Two key Republican senators say they want to let managers of some struggling multiemployer defined benefit pension plans cut off the dead limbs.
Sen. Charles Grassley, R-Iowa, and Sen. Lamar Alexander, R-Tenn., released a rescue proposal Wednesday that includes a “partition” provision.
Under the provision, managers of designated multiemployer plans could keep responsibility for the pension obligations the plans had the assets to support, while passing responsibility for the other obligations to the Pension Benefit Guaranty Corp. (PBGC).
Multiemployer Pension Plan Background
Grassley is the chairman of the Senate Finance Committee.
Alexander is the chairman of the Senate Health, Education, Labor and Pensions Committee, to release the proposal.
The PBGC is the organization that insures U.S. defined benefit pension benefits. It charges employers to insure single-employer plans. It also charges the sponsors of multiemployer plans, which were often organized by unions, to insure the multiemployer plans.
Managers of about 125 multiemployer plans have already told the PBGC that the plans are on track to become insolvent over the next 20 years, and strand about 1.3 million participants.
How Grassley Sees the Situation
Without reforms, the PBGC itself is on track to become insolvent by 2026, Grassley said in a statement about the Grassley-Alexander proposal.
“When that happens, PBGC will not be able to pay either current or future retirees more than a very small fraction of the benefits they have been promised,” Grassley said. “Consequently, substantial reductions in retirement income are a real possibility for the millions of workers and retirees who depend on benefits from these plans.”
Helping struggling multiemployer plans quickly could save money in the long run, Grassley said.
House Democrats have also developed a multiemployer plan rescue program.
Grassley described that proposal as a “pure, no-strings-attached, bailout plan.”
That proposal would not make the pension plans or the PBGC sustainable, Grassley said.
If adopted and implemented as written, the Grassley-Alexander proposal would:
1. Make a partition available only to certain types of multiemployer pension plans:
- The Central States Plan, the Road Carriers Local 707 Pension Plan, or the United Mine Workers of America plan;
- Plans that were already in critical and declining status as of Wednesday;
- Plans in declining status that used the Multiemployer Pension Reform Act of 2014 to suspend benefits; or
- Plans that are in critical status, but not declining status, have less than 40% of the funding they need to support their obligations, and have an active-to-inactive participant ratio under 40%.

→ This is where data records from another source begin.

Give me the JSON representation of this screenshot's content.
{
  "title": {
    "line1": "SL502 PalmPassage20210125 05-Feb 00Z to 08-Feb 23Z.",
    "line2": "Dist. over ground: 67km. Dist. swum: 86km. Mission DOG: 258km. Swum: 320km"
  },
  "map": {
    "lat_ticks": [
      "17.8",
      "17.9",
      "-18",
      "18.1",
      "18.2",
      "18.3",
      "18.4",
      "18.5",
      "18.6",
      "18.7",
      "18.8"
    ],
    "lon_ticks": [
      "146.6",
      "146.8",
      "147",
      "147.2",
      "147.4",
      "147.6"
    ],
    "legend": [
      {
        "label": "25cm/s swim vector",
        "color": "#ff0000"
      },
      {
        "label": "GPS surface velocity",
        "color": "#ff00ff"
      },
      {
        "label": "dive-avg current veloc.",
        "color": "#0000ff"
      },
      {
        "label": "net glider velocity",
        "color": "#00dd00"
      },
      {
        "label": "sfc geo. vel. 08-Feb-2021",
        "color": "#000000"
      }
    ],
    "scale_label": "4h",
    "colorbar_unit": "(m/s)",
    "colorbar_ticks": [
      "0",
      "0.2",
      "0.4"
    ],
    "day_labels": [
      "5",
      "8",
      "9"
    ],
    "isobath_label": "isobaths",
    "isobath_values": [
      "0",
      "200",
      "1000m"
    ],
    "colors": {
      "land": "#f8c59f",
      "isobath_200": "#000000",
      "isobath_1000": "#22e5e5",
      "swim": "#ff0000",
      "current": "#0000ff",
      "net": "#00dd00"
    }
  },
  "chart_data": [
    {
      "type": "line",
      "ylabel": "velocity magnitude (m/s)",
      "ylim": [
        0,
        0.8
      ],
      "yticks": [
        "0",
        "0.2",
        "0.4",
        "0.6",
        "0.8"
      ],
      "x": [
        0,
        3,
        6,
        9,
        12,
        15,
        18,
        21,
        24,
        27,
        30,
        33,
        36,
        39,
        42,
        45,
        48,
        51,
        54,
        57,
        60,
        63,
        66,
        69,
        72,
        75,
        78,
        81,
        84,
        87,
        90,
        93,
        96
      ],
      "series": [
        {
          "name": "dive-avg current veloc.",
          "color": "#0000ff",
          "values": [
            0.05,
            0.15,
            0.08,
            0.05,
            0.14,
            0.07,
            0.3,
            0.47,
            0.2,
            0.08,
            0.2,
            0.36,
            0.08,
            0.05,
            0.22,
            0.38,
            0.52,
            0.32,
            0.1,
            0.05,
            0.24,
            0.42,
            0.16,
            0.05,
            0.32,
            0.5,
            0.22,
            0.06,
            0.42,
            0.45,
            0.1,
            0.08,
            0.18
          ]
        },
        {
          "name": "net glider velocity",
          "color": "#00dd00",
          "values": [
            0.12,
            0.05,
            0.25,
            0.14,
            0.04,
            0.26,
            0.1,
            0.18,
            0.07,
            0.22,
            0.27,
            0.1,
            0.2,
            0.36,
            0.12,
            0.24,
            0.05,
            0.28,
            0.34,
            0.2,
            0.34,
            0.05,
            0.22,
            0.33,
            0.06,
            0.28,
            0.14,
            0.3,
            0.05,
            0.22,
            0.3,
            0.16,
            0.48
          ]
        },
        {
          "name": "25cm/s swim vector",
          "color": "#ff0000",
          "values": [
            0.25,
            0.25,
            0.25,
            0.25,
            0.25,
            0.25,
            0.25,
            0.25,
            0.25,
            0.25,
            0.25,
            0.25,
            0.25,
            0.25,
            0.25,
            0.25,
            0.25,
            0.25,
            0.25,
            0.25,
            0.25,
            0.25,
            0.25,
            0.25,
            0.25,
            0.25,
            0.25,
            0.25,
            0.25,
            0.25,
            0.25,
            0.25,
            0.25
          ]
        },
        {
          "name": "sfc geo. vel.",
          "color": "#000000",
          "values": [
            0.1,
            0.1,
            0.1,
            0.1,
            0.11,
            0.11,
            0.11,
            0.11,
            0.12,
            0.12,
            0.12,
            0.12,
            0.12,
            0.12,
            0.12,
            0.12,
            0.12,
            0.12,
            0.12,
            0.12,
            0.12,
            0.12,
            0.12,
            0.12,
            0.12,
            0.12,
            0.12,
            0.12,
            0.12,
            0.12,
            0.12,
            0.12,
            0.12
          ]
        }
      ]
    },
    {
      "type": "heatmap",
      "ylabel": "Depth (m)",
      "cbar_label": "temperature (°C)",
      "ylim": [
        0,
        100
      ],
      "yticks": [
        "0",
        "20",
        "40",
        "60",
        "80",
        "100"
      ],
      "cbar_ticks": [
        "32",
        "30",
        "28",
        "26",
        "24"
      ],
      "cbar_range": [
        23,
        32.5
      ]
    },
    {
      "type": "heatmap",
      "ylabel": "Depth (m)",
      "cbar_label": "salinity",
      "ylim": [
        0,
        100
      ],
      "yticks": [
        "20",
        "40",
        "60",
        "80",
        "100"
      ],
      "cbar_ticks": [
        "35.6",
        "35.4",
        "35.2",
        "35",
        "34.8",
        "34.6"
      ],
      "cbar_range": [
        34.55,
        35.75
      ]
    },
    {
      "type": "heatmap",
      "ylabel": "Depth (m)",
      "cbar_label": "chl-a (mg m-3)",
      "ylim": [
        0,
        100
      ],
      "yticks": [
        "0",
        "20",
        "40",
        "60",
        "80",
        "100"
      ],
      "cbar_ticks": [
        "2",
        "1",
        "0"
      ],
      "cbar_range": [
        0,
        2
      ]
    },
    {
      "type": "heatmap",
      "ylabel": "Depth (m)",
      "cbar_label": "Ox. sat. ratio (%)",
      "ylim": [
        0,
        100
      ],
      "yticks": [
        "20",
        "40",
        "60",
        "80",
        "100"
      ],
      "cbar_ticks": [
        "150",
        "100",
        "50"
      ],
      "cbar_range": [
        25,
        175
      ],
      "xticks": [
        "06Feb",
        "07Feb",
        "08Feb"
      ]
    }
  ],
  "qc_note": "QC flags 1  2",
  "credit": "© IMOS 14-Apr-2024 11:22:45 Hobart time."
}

2. Require an eligible multiemployer plan that uses the partition provision to limit benefits accruals.
The plan would have to cap the monthly accrual rate at 1% of annual contributions.
3. Require an eligible employer that uses the partition provision to adopt all reasonable measures to avoid insolvency.
“All reasonable measures” could include benefit suspensions of up to 10%.
The benefits of participants and beneficiaries who were ages 80 years or older would be excluded from the suspensions.
4. Have a partition process split an eligible plan into an “original plan” and a “successor plan.”
The PBGC would help most successor plans meet their benefits guarantees, up to the PBGC guarantee level. Special rules would apply to the Central States Plan and the Road Carriers Local 707 Pension Plan.
5. Have a successor plan take enough pension benefits liability from the original plan to give the original plan the ability to stay solvent indefinitely.